Shot over 25 days between 2019 and 2020 by filmmaker and now close friend Rachel Fleit, the documentary takes viewers on an intimate journey into the many ups and downs in Blair's life before, during and after her successful treatment.
"Nothing was off-limits," Fleit says of her access. "There was nothing we couldn't show or couldn't talk about. She didn't even do hair and makeup the whole time."
"Rub it in!" quips the actress. "I was too busy not feeling well. Let's hope that never happens again."
Fleit says she felt "instantly connected" to Blair when they first met and instinctively knew she wanted to help tell the actress' story.
For much more on Selma Blair, pick up the latest issue of PEOPLE on newsstands Friday
"We have a lot in common, spiritually, emotionally," says the New York-based director. "But then, the first thing she said to me, which has become a little joke that we tell people, is that she has actually alopecia of the eyelash, and she showed me on FaceTime."
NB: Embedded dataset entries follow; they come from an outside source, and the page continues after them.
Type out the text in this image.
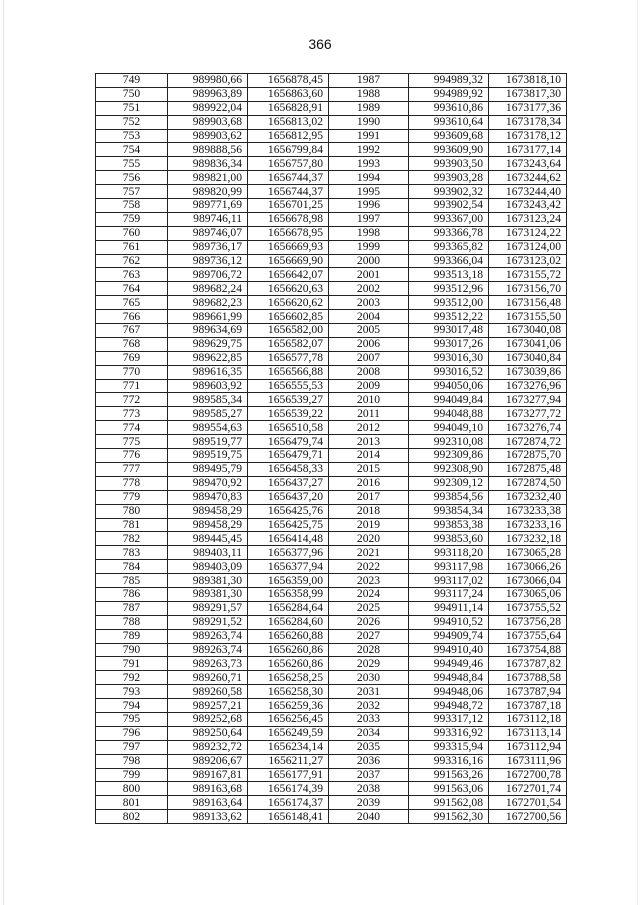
366
749	989980,66	1656878,45	1987	994989,32	1673818,10
750	989963,89	1656863,60	1988	994989,92	1673817,30
751	989922,04	1656828,91	1989	993610,86	1673177,36
752	989903,68	1656813,02	1990	993610,64	1673178,34
753	989903,62	1656812,95	1991	993609,68	1673178,12
754	989888,56	1656799,84	1992	993609,90	1673177,14
755	989836,34	1656757,80	1993	993903,50	1673243,64
756	989821,00	1656744,37	1994	993903,28	1673244,62
757	989820,99	1656744,37	1995	993902,32	1673244,40
758	989771,69	1656701,25	1996	993902,54	1673243,42
759	989746,11	1656678,98	1997	993367,00	1673123,24
760	989746,07	1656678,95	1998	993366,78	1673124,22
761	989736,17	1656669,93	1999	993365,82	1673124,00
762	989736,12	1656669,90	2000	993366,04	1673123,02
763	989706,72	1656642,07	2001	993513,18	1673155,72
764	989682,24	1656620,63	2002	993512,96	1673156,70
765	989682,23	1656620,62	2003	993512,00	1673156,48
766	989661,99	1656602,85	2004	993512,22	1673155,50
767	989634,69	1656582,00	2005	993017,48	1673040,08
768	989629,75	1656582,07	2006	993017,26	1673041,06
769	989622,85	1656577,78	2007	993016,30	1673040,84
770	989616,35	1656566,88	2008	993016,52	1673039,86
771	989603,92	1656555,53	2009	994050,06	1673276,96
772	989585,34	1656539,27	2010	994049,84	1673277,94
773	989585,27	1656539,22	2011	994048,88	1673277,72
774	989554,63	1656510,58	2012	994049,10	1673276,74
775	989519,77	1656479,74	2013	992310,08	1672874,72
776	989519,75	1656479,71	2014	992309,86	1672875,70
777	989495,79	1656458,33	2015	992308,90	1672875,48
778	989470,92	1656437,27	2016	992309,12	1672874,50
779	989470,83	1656437,20	2017	993854,56	1673232,40
780	989458,29	1656425,76	2018	993854,34	1673233,38
781	989458,29	1656425,75	2019	993853,38	1673233,16
782	989445,45	1656414,48	2020	993853,60	1673232,18
783	989403,11	1656377,96	2021	993118,20	1673065,28
784	989403,09	1656377,94	2022	993117,98	1673066,26
785	989381,30	1656359,00	2023	993117,02	1673066,04
786	989381,30	1656358,99	2024	993117,24	1673065,06
787	989291,57	1656284,64	2025	994911,14	1673755,52
788	989291,52	1656284,60	2026	994910,52	1673756,28
789	989263,74	1656260,88	2027	994909,74	1673755,64
790	989263,74	1656260,86	2028	994910,40	1673754,88
791	989263,73	1656260,86	2029	994949,46	1673787,82
792	989260,71	1656258,25	2030	994948,84	1673788,58
793	989260,58	1656258,30	2031	994948,06	1673787,94
794	989257,21	1656259,36	2032	994948,72	1673787,18
795	989252,68	1656256,45	2033	993317,12	1673112,18
796	989250,64	1656249,59	2034	993316,92	1673113,14
797	989232,72	1656234,14	2035	993315,94	1673112,94
798	989206,67	1656211,27	2036	993316,16	1673111,96
799	989167,81	1656177,91	2037	991563,26	1672700,78
800	989163,68	1656174,39	2038	991563,06	1672701,74
801	989163,64	1656174,37	2039	991562,08	1672701,54
802	989133,62	1656148,41	2040	991562,30	1672700,56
(Fleit has alopecia, while Blair has been missing eyelashes due to a side effect from an early medication.)
"I tried to one-up her, okay?" Blair admits. "I can't help it. I'm five years old."
Fleit says Blair's sense of humor only further helped seal the deal for their future partnership.
"I really enjoyed that about her. And she was immediately sort of disarming and charming, all at once," she says and emphasizes the fact that their film is not a sad story.
"I found this incredible, remarkable subject who was going through something quite intense and extremely painful and difficult that needed to be shown to the world," says Fleit. "There's emotion and pain, but it isn't a sad story. It's actually quite an inspiring one."
The film, produced by Mickey Liddell, Pete Shilaimon and Troy Nankin nabbed three Critic's Choice Award nominations including Best Documentary Feature.
It premiered at the 2021 SXSW Film Festival where it won the Special Jury Award for Exceptional Intimacy in Storytelling in the Documentary Feature Competition.
Introducing, Selma Blair is now playing in select theaters and available to stream on discovery+ on Oct. 21.